Being hungover naked and coloring my hair. I guess I am not naked I have black latex gloves on. Give me a call.
im coming over.
Should I be curious about Jeffrey randomly sending me a picture of him holding a crab, or just move on with my life?
Bathtub drinking tim. I have no pool so I work with what I have
He's so hot and there's so much R Kelly and vodka I think I might die.
How many people slept in the bouncy castle last night?
4 guys, 1 girl. Pretty sure were gonna have to pay the cleaning fee
She sprained her ankle last night trying to flash me.

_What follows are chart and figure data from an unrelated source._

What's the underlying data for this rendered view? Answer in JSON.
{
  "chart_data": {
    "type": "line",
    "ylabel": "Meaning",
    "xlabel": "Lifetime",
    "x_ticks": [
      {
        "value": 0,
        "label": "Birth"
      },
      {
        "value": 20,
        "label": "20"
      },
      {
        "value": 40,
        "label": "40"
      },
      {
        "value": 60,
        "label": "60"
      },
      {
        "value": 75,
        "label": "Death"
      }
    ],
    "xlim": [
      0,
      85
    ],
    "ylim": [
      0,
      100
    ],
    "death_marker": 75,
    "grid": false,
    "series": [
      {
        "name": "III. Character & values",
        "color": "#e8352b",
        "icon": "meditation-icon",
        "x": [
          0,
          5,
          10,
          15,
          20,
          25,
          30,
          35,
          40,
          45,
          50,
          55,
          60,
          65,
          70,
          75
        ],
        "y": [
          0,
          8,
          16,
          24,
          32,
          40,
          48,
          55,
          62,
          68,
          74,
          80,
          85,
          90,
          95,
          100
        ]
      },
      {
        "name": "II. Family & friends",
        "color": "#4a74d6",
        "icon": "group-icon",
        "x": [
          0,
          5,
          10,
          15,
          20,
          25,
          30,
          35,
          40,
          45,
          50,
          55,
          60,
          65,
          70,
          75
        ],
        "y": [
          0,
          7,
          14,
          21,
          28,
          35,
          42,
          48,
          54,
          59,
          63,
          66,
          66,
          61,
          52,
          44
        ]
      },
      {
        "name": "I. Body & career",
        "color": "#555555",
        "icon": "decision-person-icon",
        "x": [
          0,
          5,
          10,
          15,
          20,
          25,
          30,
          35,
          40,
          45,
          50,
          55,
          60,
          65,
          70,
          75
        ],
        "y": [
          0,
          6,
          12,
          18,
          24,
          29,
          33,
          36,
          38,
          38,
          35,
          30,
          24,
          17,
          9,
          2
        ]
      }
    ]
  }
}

Do I lose at life if I cry in a grocery store while buying a pregnancy test?
Sex is always the answer.
Especially if the question is: what have I not had this year?
Just made out with the guy who gave me my tour. Full circle college win.
I just hope the day something happens to me my phone just dies, like literally died and will never turn on ever again. I feel like God owes me that much.
McDonald's and a car nap. I feel kinda human
I just woke up in the closet wearing nothing but a Santa hat.
Why the fuck is there a goat in the kitchen
How did they ever let a trainwreck like myself run a bar?!
My ex-wife, who I haven't heard from since the divorce, just Amazoned me cherry flavored massage oil and a rainbow caps with the message "Happy Pride". What's the polite response?